Last night at (Le) Poisson Rouge, pipa player Min Xiao-Fen and composer Huang Ruo offered a taste of this Thursday’s China Institute presentation, entitled “Traditional Chinese Music in the 21st Century.” Just in case you didn’t make it down to hear Ms. Min perform Mr. Huang’s Written on the Wind, the third in his Drama Theater series, you can still find the piece on Huang’s new Naxos CD To the Four Corners, which offers several of the Drama Theater pieces as well as his First String Quartet.
I’m in Hong Kong at the moment, which is quite far from (Le) Poisson Rouge but quite close to the home office of Naxos Records, and I can say that Min’s recording of Written on the Wind for pipa and voice—conceived both as a pure composition and a multimedia experience—is quite dramatic even without the visuals. The text, incidentally, is not Chinese. Huang, having sat through his share of vocal recitals in the West where he can’t understand the languages, has made it easier for Westerners to approach Chinese music. His piece is filled with all sorts of vocal nuance and textural color—except that the words are in a language of his own creation. For once, neither Chinese nor Western listeners have an advantage.

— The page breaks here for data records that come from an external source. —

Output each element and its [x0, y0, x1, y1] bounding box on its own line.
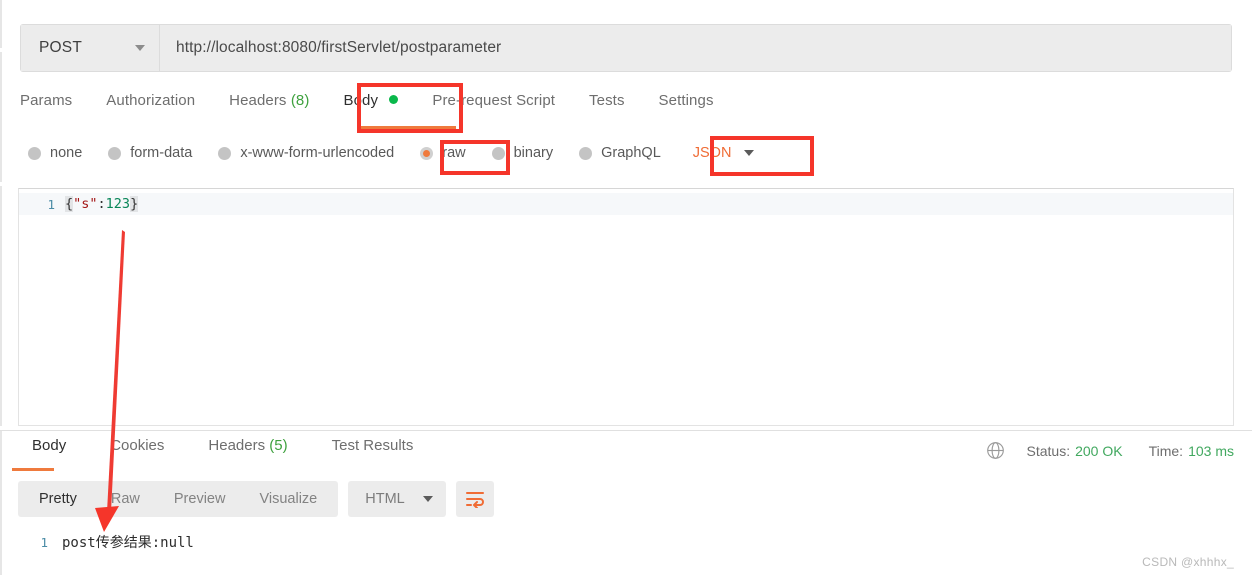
body-type-radio-group: none form-data x-www-form-urlencoded raw…: [28, 142, 755, 164]
watermark: CSDN @xhhhx_: [1142, 555, 1234, 569]
request-tab-bar: Params Authorization Headers (8) Body Pr…: [20, 92, 748, 109]
tab-settings[interactable]: Settings: [659, 92, 714, 109]
response-tab-headers[interactable]: Headers (5): [208, 437, 287, 454]
page-edge-rule: [0, 186, 2, 426]
response-tab-body[interactable]: Body: [32, 437, 66, 454]
radio-icon: [108, 146, 122, 160]
response-view-mode-group: Pretty Raw Preview Visualize: [18, 481, 339, 517]
time-value: 103 ms: [1188, 442, 1234, 459]
editor-line-1: 1 {"s":123}: [19, 193, 139, 215]
radio-icon: [491, 146, 505, 160]
view-mode-pretty[interactable]: Pretty: [22, 481, 94, 517]
response-view-toolbar: Pretty Raw Preview Visualize HTML: [18, 481, 494, 517]
response-line-1: 1 post传参结果:null: [0, 531, 194, 553]
editor-active-line: [19, 193, 1233, 215]
globe-icon: [986, 442, 1004, 459]
response-tab-cookies[interactable]: Cookies: [110, 437, 164, 454]
active-response-tab-indicator: [12, 468, 54, 471]
response-tab-test-results[interactable]: Test Results: [332, 437, 414, 454]
chevron-down-icon: [422, 496, 433, 502]
http-method-dropdown[interactable]: POST: [21, 25, 160, 71]
request-body-code: {"s":123}: [65, 196, 139, 212]
json-colon: :: [97, 196, 106, 212]
body-type-raw[interactable]: raw: [420, 145, 466, 161]
view-mode-preview[interactable]: Preview: [157, 481, 243, 517]
page-edge-rule: [0, 52, 2, 182]
body-type-x-www-form-urlencoded[interactable]: x-www-form-urlencoded: [218, 145, 394, 161]
view-mode-visualize[interactable]: Visualize: [242, 481, 334, 517]
request-url-bar: POST http://localhost:8080/firstServlet/…: [20, 24, 1232, 72]
url-input[interactable]: http://localhost:8080/firstServlet/postp…: [160, 25, 1231, 71]
response-divider: [0, 430, 1252, 431]
status-label: Status:: [1026, 442, 1071, 459]
response-format-dropdown[interactable]: HTML: [348, 481, 446, 517]
tab-tests[interactable]: Tests: [589, 92, 625, 109]
tab-pre-request-script[interactable]: Pre-request Script: [432, 92, 555, 109]
tab-params[interactable]: Params: [20, 92, 72, 109]
body-type-binary[interactable]: binary: [491, 145, 553, 161]
word-wrap-icon: [465, 492, 484, 508]
view-mode-raw[interactable]: Raw: [94, 481, 157, 517]
json-number: 123: [105, 196, 131, 212]
response-tab-bar: Body Cookies Headers (5) Test Results: [10, 437, 435, 454]
response-format-label: HTML: [365, 491, 405, 507]
json-open-brace: {: [65, 196, 74, 212]
body-present-dot-icon: [389, 95, 399, 104]
radio-selected-icon: [420, 146, 434, 160]
radio-icon: [28, 146, 41, 160]
response-status-bar: Status: 200 OK Time: 103 ms: [986, 441, 1234, 460]
body-type-none[interactable]: none: [28, 145, 82, 161]
radio-icon: [218, 146, 232, 160]
line-number: 1: [40, 534, 48, 550]
body-type-form-data[interactable]: form-data: [108, 145, 192, 161]
raw-format-label: JSON: [692, 145, 732, 161]
tab-headers[interactable]: Headers (8): [229, 92, 309, 109]
active-tab-indicator: [358, 126, 456, 129]
response-body-text: post传参结果:null: [62, 535, 194, 551]
json-close-brace: }: [130, 196, 139, 212]
line-number: 1: [47, 196, 55, 212]
wrap-lines-button[interactable]: [455, 481, 494, 517]
response-body-viewer[interactable]: 1 post传参结果:null: [0, 531, 1252, 561]
json-key: "s": [73, 196, 98, 212]
chevron-down-icon: [744, 150, 755, 156]
tab-body[interactable]: Body: [343, 92, 399, 109]
response-headers-count: (5): [269, 437, 288, 454]
raw-format-dropdown[interactable]: JSON: [693, 145, 755, 161]
status-value: 200 OK: [1075, 442, 1123, 459]
body-type-graphql[interactable]: GraphQL: [579, 145, 661, 161]
chevron-down-icon: [135, 45, 145, 51]
headers-count: (8): [290, 92, 310, 109]
http-method-label: POST: [39, 39, 83, 56]
page-edge-rule: [0, 0, 2, 48]
request-body-editor[interactable]: 1 {"s":123}: [18, 188, 1234, 426]
radio-icon: [579, 146, 593, 160]
tab-authorization[interactable]: Authorization: [106, 92, 195, 109]
time-label: Time:: [1148, 442, 1184, 459]
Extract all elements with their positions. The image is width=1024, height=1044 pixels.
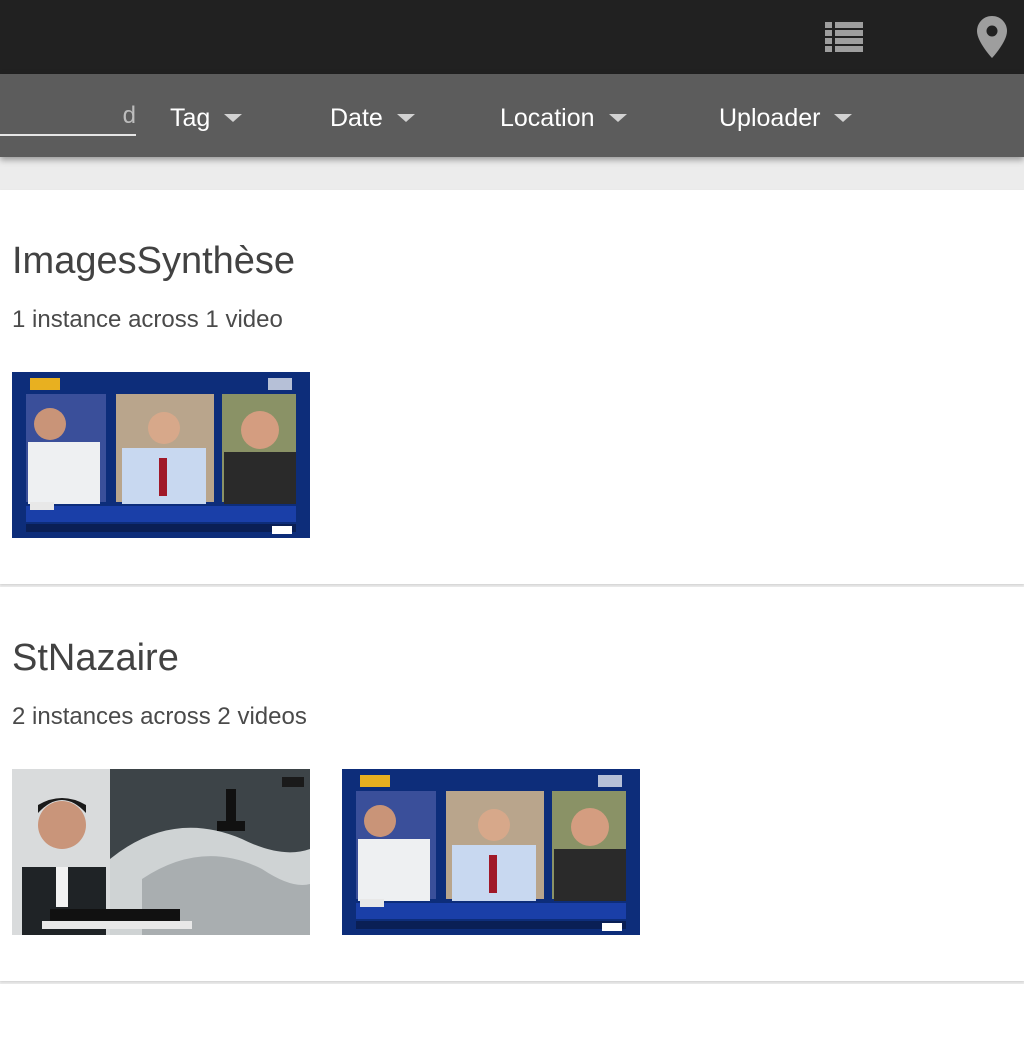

Thursday’s talk at the China Institute will cover Huang Ruo’s use of traditional sources in orchestral composition (such as Still/Motion, his recent companion piece to “The Butterfly Lovers” Violin Concerto), as well as Min’s rather liberal uses of traditional music. The reigning pipa crossover queen will also be performing with her jazz-tinged Blue Pipa Trio on November 8 at the Museum of Chinese in America, and has a much more traditional solo pipa performance at the Metropolitan Museum of Art on November 19.